You are so lucky to have not just a man of the people, but a gentlemen of the people, as your President

She recalled protesting outside the gates of Windsor Castle in 2014 against the presence of Sinn Féin’s Martin McGuinness at the royal banquet in Michael D’s honour during his official visit to the UK.

“Last night was the most monumental moment in the life of our family and our campaign,” she said after their night at the Áras, where there was music and poetry and a very warm welcome.

“You are so lucky to have not just a man of the people, but a gentlemen of the people, as your President.

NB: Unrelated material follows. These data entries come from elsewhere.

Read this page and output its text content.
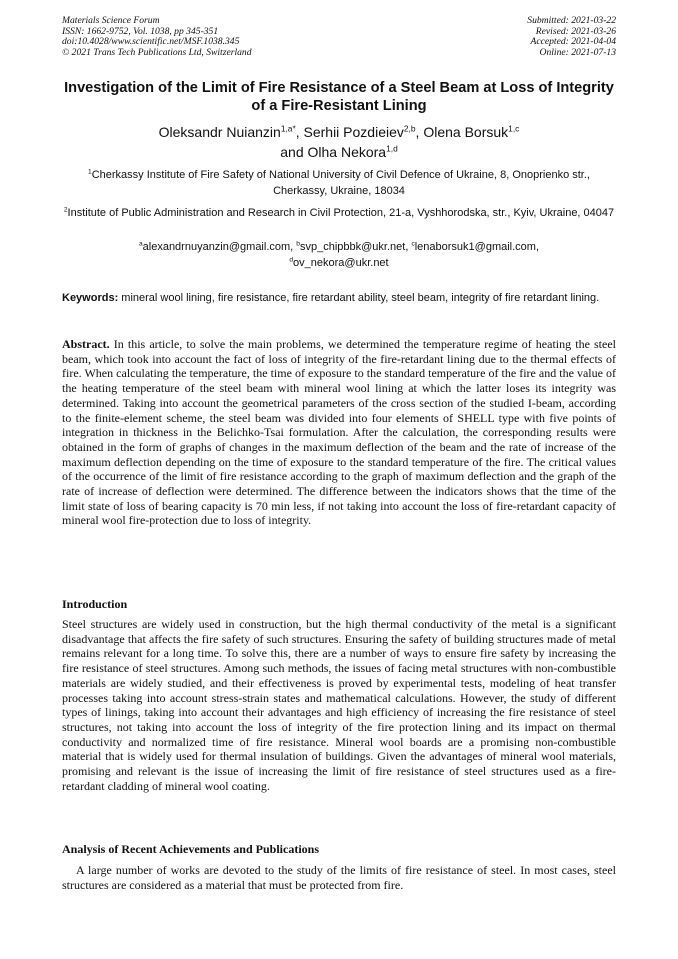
Materials Science Forum
ISSN: 1662-9752, Vol. 1038, pp 345-351
doi:10.4028/www.scientific.net/MSF.1038.345
© 2021 Trans Tech Publications Ltd, Switzerland
Submitted: 2021-03-22
Revised: 2021-03-26
Accepted: 2021-04-04
Online: 2021-07-13
Investigation of the Limit of Fire Resistance of a Steel Beam at Loss of Integrity of a Fire-Resistant Lining
Oleksandr Nuianzin$^{1,a*}$, Serhii Pozdieiev$^{2,b}$, Olena Borsuk$^{1,c}$
and Olha Nekora$^{1,d}$
$^1$Cherkassy Institute of Fire Safety of National University of Civil Defence of Ukraine, 8, Onoprienko str., Cherkassy, Ukraine, 18034
$^2$Institute of Public Administration and Research in Civil Protection, 21-a, Vyshhorodska, str., Kyiv, Ukraine, 04047
$^a$alexandrnuyanzin@gmail.com, $^b$svp_chipbbk@ukr.net, $^c$lenaborsuk1@gmail.com,
$^d$ov_nekora@ukr.net
Keywords: mineral wool lining, fire resistance, fire retardant ability, steel beam, integrity of fire retardant lining.
Abstract. In this article, to solve the main problems, we determined the temperature regime of heating the steel beam, which took into account the fact of loss of integrity of the fire-retardant lining due to the thermal effects of fire. When calculating the temperature, the time of exposure to the standard temperature of the fire and the value of the heating temperature of the steel beam with mineral wool lining at which the latter loses its integrity was determined. Taking into account the geometrical parameters of the cross section of the studied I-beam, according to the finite-element scheme, the steel beam was divided into four elements of SHELL type with five points of integration in thickness in the Belichko-Tsai formulation. After the calculation, the corresponding results were obtained in the form of graphs of changes in the maximum deflection of the beam and the rate of increase of the maximum deflection depending on the time of exposure to the standard temperature of the fire. The critical values of the occurrence of the limit of fire resistance according to the graph of maximum deflection and the graph of the rate of increase of deflection were determined. The difference between the indicators shows that the time of the limit state of loss of bearing capacity is 70 min less, if not taking into account the loss of fire-retardant capacity of mineral wool fire-protection due to loss of integrity.
Introduction
Steel structures are widely used in construction, but the high thermal conductivity of the metal is a significant disadvantage that affects the fire safety of such structures. Ensuring the safety of building structures made of metal remains relevant for a long time. To solve this, there are a number of ways to ensure fire safety by increasing the fire resistance of steel structures. Among such methods, the issues of facing metal structures with non-combustible materials are widely studied, and their effectiveness is proved by experimental tests, modeling of heat transfer processes taking into account stress-strain states and mathematical calculations. However, the study of different types of linings, taking into account their advantages and high efficiency of increasing the fire resistance of steel structures, not taking into account the loss of integrity of the fire protection lining and its impact on thermal conductivity and normalized time of fire resistance. Mineral wool boards are a promising non-combustible material that is widely used for thermal insulation of buildings. Given the advantages of mineral wool materials, promising and relevant is the issue of increasing the limit of fire resistance of steel structures used as a fire-retardant cladding of mineral wool coating.
Analysis of Recent Achievements and Publications
A large number of works are devoted to the study of the limits of fire resistance of steel. In most cases, steel structures are considered as a material that must be protected from fire.
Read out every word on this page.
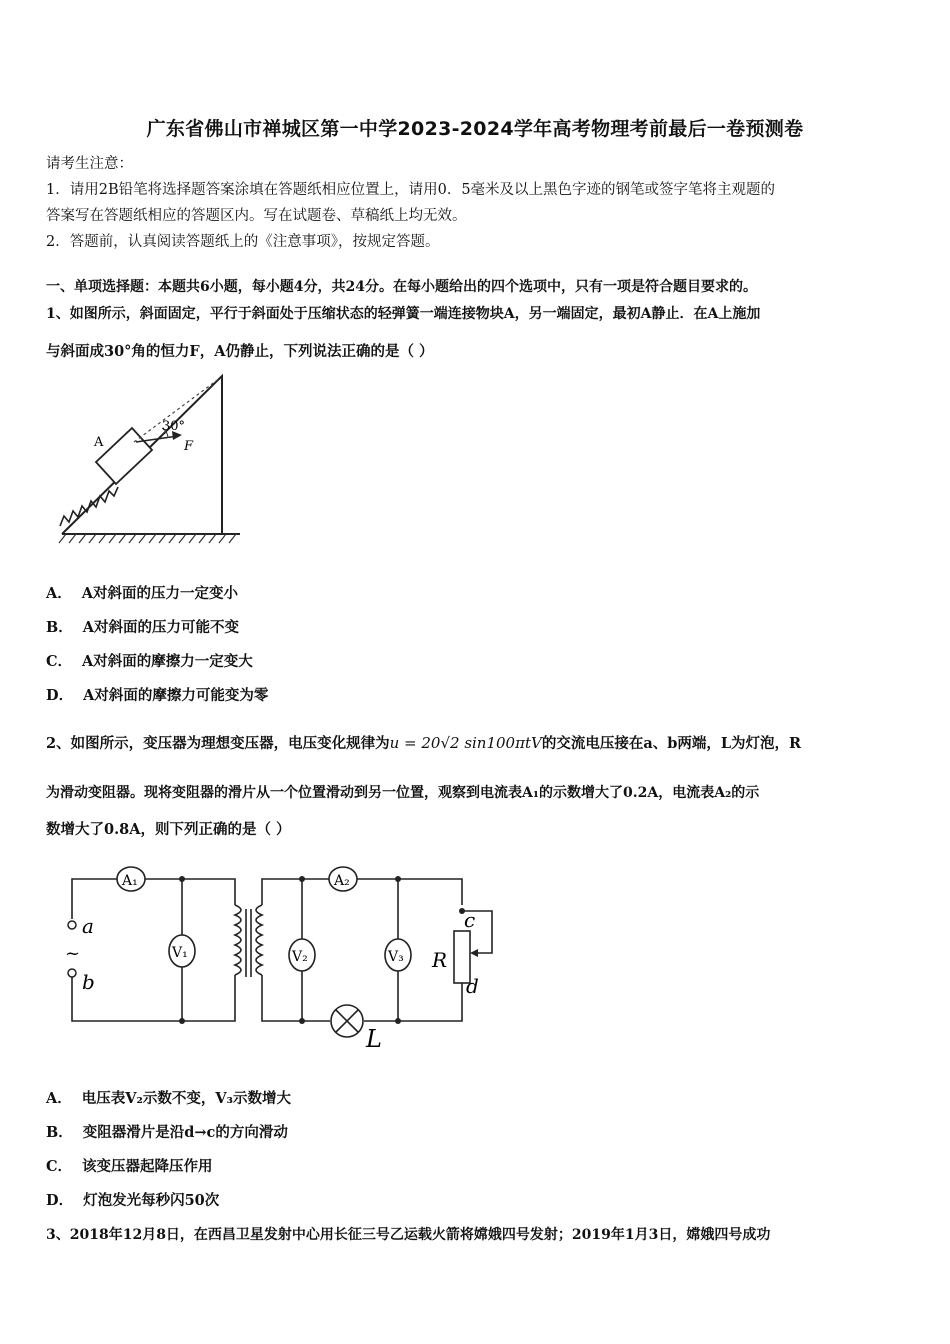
广东省佛山市禅城区第一中学2023-2024学年高考物理考前最后一卷预测卷
请考生注意：
1．请用2B铅笔将选择题答案涂填在答题纸相应位置上，请用0．5毫米及以上黑色字迹的钢笔或签字笔将主观题的
答案写在答题纸相应的答题区内。写在试题卷、草稿纸上均无效。
2．答题前，认真阅读答题纸上的《注意事项》，按规定答题。
一、单项选择题：本题共6小题，每小题4分，共24分。在每小题给出的四个选项中，只有一项是符合题目要求的。
1、如图所示，斜面固定，平行于斜面处于压缩状态的轻弹簧一端连接物块A，另一端固定，最初A静止．在A上施加
与斜面成30°角的恒力F，A仍静止，下列说法正确的是（ ）
A
30°
F
A． A对斜面的压力一定变小
B． A对斜面的压力可能不变
C． A对斜面的摩擦力一定变大
D． A对斜面的摩擦力可能变为零
2、如图所示，变压器为理想变压器，电压变化规律为u = 20√2 sin100πtV的交流电压接在a、b两端，L为灯泡，R
为滑动变阻器。现将变阻器的滑片从一个位置滑动到另一位置，观察到电流表A₁的示数增大了0.2A，电流表A₂的示
数增大了0.8A，则下列正确的是（ ）
A₁	A₂
V₁	V₂	V₃
a
~
b
R
c
d
L
A． 电压表V₂示数不变，V₃示数增大
B． 变阻器滑片是沿d→c的方向滑动
C． 该变压器起降压作用
D． 灯泡发光每秒闪50次
3、2018年12月8日，在西昌卫星发射中心用长征三号乙运载火箭将嫦娥四号发射；2019年1月3日，嫦娥四号成功
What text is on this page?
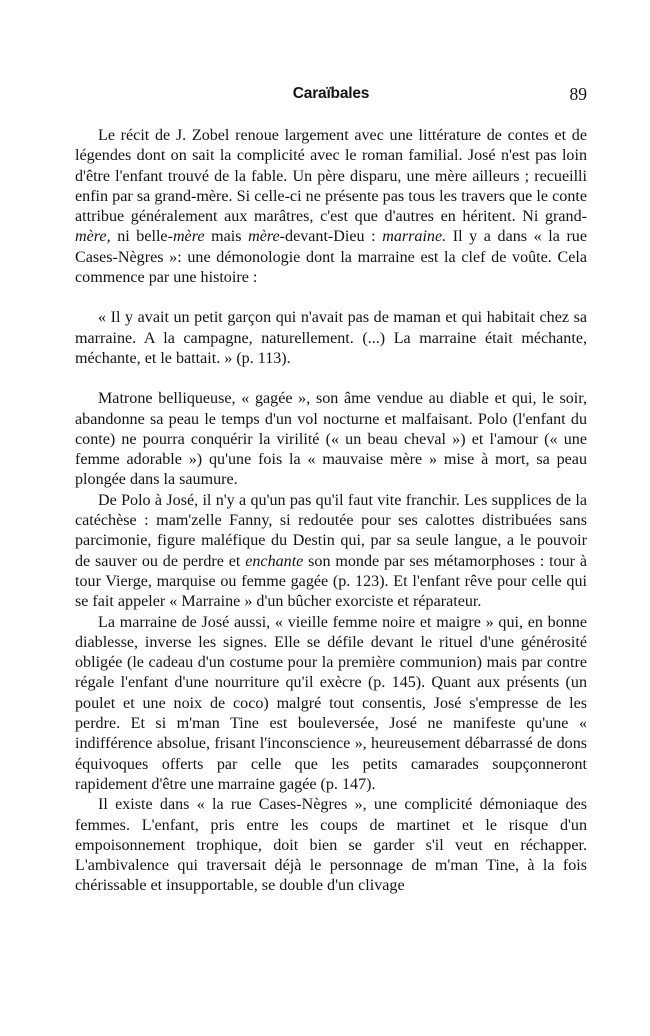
Caraïbales	89

Le récit de J. Zobel renoue largement avec une littérature de contes et de légendes dont on sait la complicité avec le roman familial. José n'est pas loin d'être l'enfant trouvé de la fable. Un père disparu, une mère ailleurs ; recueilli enfin par sa grand-mère. Si celle-ci ne présente pas tous les travers que le conte attribue généralement aux marâtres, c'est que d'autres en héritent. Ni grand-mère, ni belle-mère mais mère-devant-Dieu : marraine. Il y a dans « la rue Cases-Nègres »: une démonologie dont la marraine est la clef de voûte. Cela commence par une histoire :

« Il y avait un petit garçon qui n'avait pas de maman et qui habitait chez sa marraine. A la campagne, naturellement. (...) La marraine était méchante, méchante, et le battait. » (p. 113).

Matrone belliqueuse, « gagée », son âme vendue au diable et qui, le soir, abandonne sa peau le temps d'un vol nocturne et malfaisant. Polo (l'enfant du conte) ne pourra conquérir la virilité (« un beau cheval ») et l'amour (« une femme adorable ») qu'une fois la « mauvaise mère » mise à mort, sa peau plongée dans la saumure.

De Polo à José, il n'y a qu'un pas qu'il faut vite franchir. Les supplices de la catéchèse : mam'zelle Fanny, si redoutée pour ses calottes distribuées sans parcimonie, figure maléfique du Destin qui, par sa seule langue, a le pouvoir de sauver ou de perdre et enchante son monde par ses métamorphoses : tour à tour Vierge, marquise ou femme gagée (p. 123). Et l'enfant rêve pour celle qui se fait appeler « Marraine » d'un bûcher exorciste et réparateur.

La marraine de José aussi, « vieille femme noire et maigre » qui, en bonne diablesse, inverse les signes. Elle se défile devant le rituel d'une générosité obligée (le cadeau d'un costume pour la première communion) mais par contre régale l'enfant d'une nourriture qu'il exècre (p. 145). Quant aux présents (un poulet et une noix de coco) malgré tout consentis, José s'empresse de les perdre. Et si m'man Tine est bouleversée, José ne manifeste qu'une « indifférence absolue, frisant l'inconscience », heureusement débarrassé de dons équivoques offerts par celle que les petits camarades soupçonneront rapidement d'être une marraine gagée (p. 147).

Il existe dans « la rue Cases-Nègres », une complicité démoniaque des femmes. L'enfant, pris entre les coups de martinet et le risque d'un empoisonnement trophique, doit bien se garder s'il veut en réchapper. L'ambivalence qui traversait déjà le personnage de m'man Tine, à la fois chérissable et insupportable, se double d'un clivage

He allowed us to ring the peace bell 21 times in memory of the dead,” said Hambleton. “He held my mother’s hand and walked along the grass with her, it meant so much to her.”

She said everyone in the group was “touched to the core” by the “hospitality, humility and humanity” shown by the President, his wife and staff.

“We were sobbing because we were sitting among the top authority of another country while our own country does not hear our dead in a way that not even our royal family has done.

“You are at the home of the President of Ireland because my heart went out to you when I visited you in Birmingham,” Michael D told his visitors, who were joined by representatives of the Glencree Centre for Peace and Reconciliation.

He said he had the greatest of sympathy for them because they are living with neither conclusion nor closure “because of advances that you still think should be made”.

He wholeheartedly supported their campaign, adding that “getting the institutions to realise that to effect closure, the information and the knowledge and the full knowledge would be of powerful assistance to that”.

There were tears from the guests when he read out the names of the 21 people who died. In commending their tireless fight to prosecute those who killed their loved ones, he hoped they would achieve “a successful resolution” and in some way mitigate the pain endured down through the years.

In giving them his support, the President pointedly said the institutions must also come to accept “that they must enable and provide a setting in which all of this can happen”.